NOW! Understanding the impact the extinction of flash will have on your organization is essential. Begin by determining how many courses you currently have deployed that contain SWF Flash. Next, take inventory of your course catalog to determine how large of a conversion project you are facing. Depending on the amount of SWF Flash content you uncover, you may find yourself with a very large conversion project to complete in a very short period. Assuming you have your course source files (not just the published SCORM files), updating your eLearning courses may consist of the following steps:
1. Open your courses in their original authoring tool. Make adjustments as needed and republish out as HTML5.
2. Open your courses in their original authoring tool. Some motion effects in your current content, such as text transitions, may not translate during HTML5 publishing. If so, you will need to re-build some content within your course and republish out as HTML5.
3. Some courses may have been built within an authoring tool that does not support HTML5 publishing. In this case, you will need to completely re-build your course in an authoring tool that supports HTML5 publishing.
4. If you do not have the original authoring tool source files, a rebuild of the entire course is necessary using an authoring tool that supports HTML5 publishing.
Note: You must have access to the original authoring tool source files to update a course, even if you’re just looking to republish to an HTML5 output.

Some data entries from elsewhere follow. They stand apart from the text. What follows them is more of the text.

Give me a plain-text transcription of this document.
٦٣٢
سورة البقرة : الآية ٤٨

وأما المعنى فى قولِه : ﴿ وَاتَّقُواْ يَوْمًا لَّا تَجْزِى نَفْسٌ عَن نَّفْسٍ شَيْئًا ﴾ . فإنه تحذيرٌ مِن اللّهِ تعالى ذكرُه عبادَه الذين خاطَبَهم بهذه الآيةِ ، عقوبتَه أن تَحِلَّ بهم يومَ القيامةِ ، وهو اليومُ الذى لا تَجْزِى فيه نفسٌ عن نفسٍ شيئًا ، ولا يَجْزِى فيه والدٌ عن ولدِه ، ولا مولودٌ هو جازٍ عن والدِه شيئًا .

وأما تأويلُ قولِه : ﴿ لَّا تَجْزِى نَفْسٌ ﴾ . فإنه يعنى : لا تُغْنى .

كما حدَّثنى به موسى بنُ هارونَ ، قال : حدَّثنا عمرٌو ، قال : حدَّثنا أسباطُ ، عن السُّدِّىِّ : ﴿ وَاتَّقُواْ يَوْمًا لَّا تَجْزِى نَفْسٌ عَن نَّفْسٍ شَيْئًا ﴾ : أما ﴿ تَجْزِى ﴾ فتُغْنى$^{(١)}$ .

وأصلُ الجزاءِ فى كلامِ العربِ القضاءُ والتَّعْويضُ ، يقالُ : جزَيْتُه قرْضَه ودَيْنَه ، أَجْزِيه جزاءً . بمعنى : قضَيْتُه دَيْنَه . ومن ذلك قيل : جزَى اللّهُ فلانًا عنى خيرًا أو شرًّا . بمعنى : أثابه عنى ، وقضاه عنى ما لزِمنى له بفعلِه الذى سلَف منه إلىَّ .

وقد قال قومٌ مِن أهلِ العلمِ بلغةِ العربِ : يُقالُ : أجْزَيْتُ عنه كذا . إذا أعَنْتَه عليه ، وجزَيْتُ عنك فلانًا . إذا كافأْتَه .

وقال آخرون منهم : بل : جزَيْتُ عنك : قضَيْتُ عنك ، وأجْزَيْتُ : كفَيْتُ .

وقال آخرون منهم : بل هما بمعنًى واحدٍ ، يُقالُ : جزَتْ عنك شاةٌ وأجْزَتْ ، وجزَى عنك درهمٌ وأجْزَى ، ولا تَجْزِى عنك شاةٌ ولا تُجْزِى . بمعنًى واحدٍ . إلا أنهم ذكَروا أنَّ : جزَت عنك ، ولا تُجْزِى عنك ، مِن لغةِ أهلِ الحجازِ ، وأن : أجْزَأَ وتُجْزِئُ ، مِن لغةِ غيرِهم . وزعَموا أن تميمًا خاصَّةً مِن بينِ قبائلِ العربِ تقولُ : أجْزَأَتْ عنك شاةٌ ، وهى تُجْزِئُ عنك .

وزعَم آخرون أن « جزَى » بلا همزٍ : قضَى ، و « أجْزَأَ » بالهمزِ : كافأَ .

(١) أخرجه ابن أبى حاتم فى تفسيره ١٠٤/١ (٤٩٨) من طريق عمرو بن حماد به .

If you are responsible for creating your organization’s eLearning content, remember to keep the following things in mind in order to have a successful migration now and set your organization up for success in the future:
- Always maintain a source file repository so you can update courses as content needs change and as technology evolves.
- Make sure you are creating HTML5 courses so they are responsive and will adapt to a wide variety of device sizes.
- Always keep you authoring software up to date.
- Do not publish out any new courses as SWF Flash.